Living Dead Girl by Elizabeth Scott

Once upon a time, there lived a girl. She had a mother and a father and three best friends. A life.
It all ended on one class trip to the aquarium. It was there that she followed the man to the parking lot. Just ten years old, she disappeared.

For five years now the girl--Alice--has been brutalized by the man--Ray. His acts of unspeakable cruelty have left her body and her mind bloody and broken. Alice dares not escape, dares not try, not even through death. So she remains. Just a shell. A living dead girl. With one breath Ray will tell her that he loves her, that she's his little girl. With the next, his hands will twist and bruise her. He will keep her forever. Or so she thinks. But now, as she grows taller and more womanly, Ray wants Alice to find him a new little girl. A girl younger and smoother than she.

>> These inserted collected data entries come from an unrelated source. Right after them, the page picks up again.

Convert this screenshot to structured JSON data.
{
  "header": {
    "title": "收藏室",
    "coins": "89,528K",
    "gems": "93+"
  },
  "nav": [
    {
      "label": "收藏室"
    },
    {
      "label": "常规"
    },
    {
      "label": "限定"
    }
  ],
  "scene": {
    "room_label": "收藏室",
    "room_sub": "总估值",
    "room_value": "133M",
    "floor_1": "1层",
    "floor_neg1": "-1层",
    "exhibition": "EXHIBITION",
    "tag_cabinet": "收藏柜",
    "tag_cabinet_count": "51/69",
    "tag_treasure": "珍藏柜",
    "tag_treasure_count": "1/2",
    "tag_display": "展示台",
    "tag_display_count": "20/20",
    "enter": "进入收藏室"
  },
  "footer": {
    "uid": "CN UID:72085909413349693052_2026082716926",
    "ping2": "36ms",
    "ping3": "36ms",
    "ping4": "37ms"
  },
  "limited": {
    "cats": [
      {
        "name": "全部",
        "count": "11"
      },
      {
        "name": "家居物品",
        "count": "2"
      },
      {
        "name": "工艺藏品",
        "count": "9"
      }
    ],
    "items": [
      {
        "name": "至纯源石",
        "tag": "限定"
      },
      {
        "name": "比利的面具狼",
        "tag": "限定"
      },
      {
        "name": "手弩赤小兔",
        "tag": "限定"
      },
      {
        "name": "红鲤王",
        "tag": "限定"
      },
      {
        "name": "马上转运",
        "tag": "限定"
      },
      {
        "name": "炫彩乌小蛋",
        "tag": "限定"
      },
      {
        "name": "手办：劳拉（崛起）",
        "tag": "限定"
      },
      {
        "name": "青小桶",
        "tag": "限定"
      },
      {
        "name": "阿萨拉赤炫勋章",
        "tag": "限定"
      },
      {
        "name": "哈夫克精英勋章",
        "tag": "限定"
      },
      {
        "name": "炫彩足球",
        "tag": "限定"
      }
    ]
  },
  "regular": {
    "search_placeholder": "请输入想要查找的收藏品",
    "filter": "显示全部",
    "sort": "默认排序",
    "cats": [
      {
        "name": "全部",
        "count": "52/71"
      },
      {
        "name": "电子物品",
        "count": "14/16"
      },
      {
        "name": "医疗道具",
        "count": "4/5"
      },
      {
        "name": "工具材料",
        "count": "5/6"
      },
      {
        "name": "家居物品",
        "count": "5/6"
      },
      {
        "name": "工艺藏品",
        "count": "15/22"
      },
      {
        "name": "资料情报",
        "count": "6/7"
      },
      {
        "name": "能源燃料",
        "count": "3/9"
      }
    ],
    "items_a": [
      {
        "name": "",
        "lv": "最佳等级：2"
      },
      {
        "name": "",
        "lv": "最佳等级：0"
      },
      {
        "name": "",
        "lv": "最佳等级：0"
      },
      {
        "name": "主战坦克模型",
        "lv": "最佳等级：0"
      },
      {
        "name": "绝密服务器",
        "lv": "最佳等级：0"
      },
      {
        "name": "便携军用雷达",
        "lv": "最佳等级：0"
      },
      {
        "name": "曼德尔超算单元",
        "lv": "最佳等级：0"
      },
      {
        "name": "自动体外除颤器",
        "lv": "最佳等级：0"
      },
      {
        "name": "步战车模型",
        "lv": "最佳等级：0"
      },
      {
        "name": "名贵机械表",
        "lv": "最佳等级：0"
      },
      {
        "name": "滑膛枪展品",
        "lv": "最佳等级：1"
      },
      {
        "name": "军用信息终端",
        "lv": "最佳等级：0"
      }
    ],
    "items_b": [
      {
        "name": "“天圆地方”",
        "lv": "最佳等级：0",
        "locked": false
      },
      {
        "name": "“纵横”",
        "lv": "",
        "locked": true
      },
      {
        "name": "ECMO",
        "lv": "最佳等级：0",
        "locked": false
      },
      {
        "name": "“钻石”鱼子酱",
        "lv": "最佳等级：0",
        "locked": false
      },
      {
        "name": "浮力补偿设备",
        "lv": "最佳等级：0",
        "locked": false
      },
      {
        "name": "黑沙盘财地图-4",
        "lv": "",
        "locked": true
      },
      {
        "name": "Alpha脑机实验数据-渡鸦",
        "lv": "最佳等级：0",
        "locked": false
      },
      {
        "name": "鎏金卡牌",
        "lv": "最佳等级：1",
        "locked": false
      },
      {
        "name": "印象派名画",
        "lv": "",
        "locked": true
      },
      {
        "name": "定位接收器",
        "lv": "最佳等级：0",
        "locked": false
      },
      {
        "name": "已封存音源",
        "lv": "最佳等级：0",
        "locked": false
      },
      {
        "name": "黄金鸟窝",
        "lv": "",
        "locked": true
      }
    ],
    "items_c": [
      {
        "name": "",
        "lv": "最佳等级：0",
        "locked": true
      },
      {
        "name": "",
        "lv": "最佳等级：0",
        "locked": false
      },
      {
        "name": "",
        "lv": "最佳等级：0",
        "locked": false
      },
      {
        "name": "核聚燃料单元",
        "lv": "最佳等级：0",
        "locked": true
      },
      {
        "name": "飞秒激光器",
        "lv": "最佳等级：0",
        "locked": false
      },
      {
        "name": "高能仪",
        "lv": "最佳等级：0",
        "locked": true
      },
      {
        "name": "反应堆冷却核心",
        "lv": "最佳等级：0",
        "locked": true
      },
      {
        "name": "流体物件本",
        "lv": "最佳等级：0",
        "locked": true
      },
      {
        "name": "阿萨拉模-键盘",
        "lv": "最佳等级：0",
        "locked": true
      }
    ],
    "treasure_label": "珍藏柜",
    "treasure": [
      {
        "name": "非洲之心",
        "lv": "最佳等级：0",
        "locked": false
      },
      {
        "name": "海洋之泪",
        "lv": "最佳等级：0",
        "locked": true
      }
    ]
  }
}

And Alice tries. Because this might just be her salvation. She, at least, sees it that way. If Ray has another girl to love and hurt, he might leave her alone. Might let her go free. Or at least let her die.

Living Dead Girl is short, just 170 pages. But its lightness stops with its physical weight. Everything else about it is heavy. The premise, the events that transpire, the emotion; all of it heavy. While I was reading it, I could not even comprehend the sheer magnitude of the horror that Alice was facing. Yet I did not for a one single moment contemplate putting the book down. It gripped me from beginning to end.

One thing I really appreciated about this book was its psychological and emotional complexity. There are so many layers to the ideas of humanity and good and evil. Ray is lord and monster to Alice, but he is what he is for a reason. Things happened to him just like he does to Alice. Wrong? Indescribably so. Reprehensible? Undeniably. But still. There are layers. Always layers. Which Scott gets at perfectly without playing devil's advocate.

This book is enormously well-written. Told simply and achingly, it has an intensity and a realism that few could match. To be quite honest, the entire thing made my insides twist and squirm. It left me gasping for air and holding back tears in the middle of my second period class (because paying attention is for losers). There is no happy ending. At best, one could call it bittersweet. And that's being generously optimistic. But the ending is fitting. Perfect. Heartbreaking (I use that word quite a bit, don't I?).

In short, Living Dead Girl is horrible. And brilliant.
I'm not sure that I feel comfortable rating it.
But I will.
Top of the pile.


Fully alive and yours,

2 comments:

Em said...

Sounds fantastic! I can't wait to read it. :-)

Sadako said...

Just found this post--that sounds super creepy! But in a good way. Why do so many creepy books involve the name Alice? (I'm thinking of The End of Alice mainly--I guess Alice in Wonderland did it.)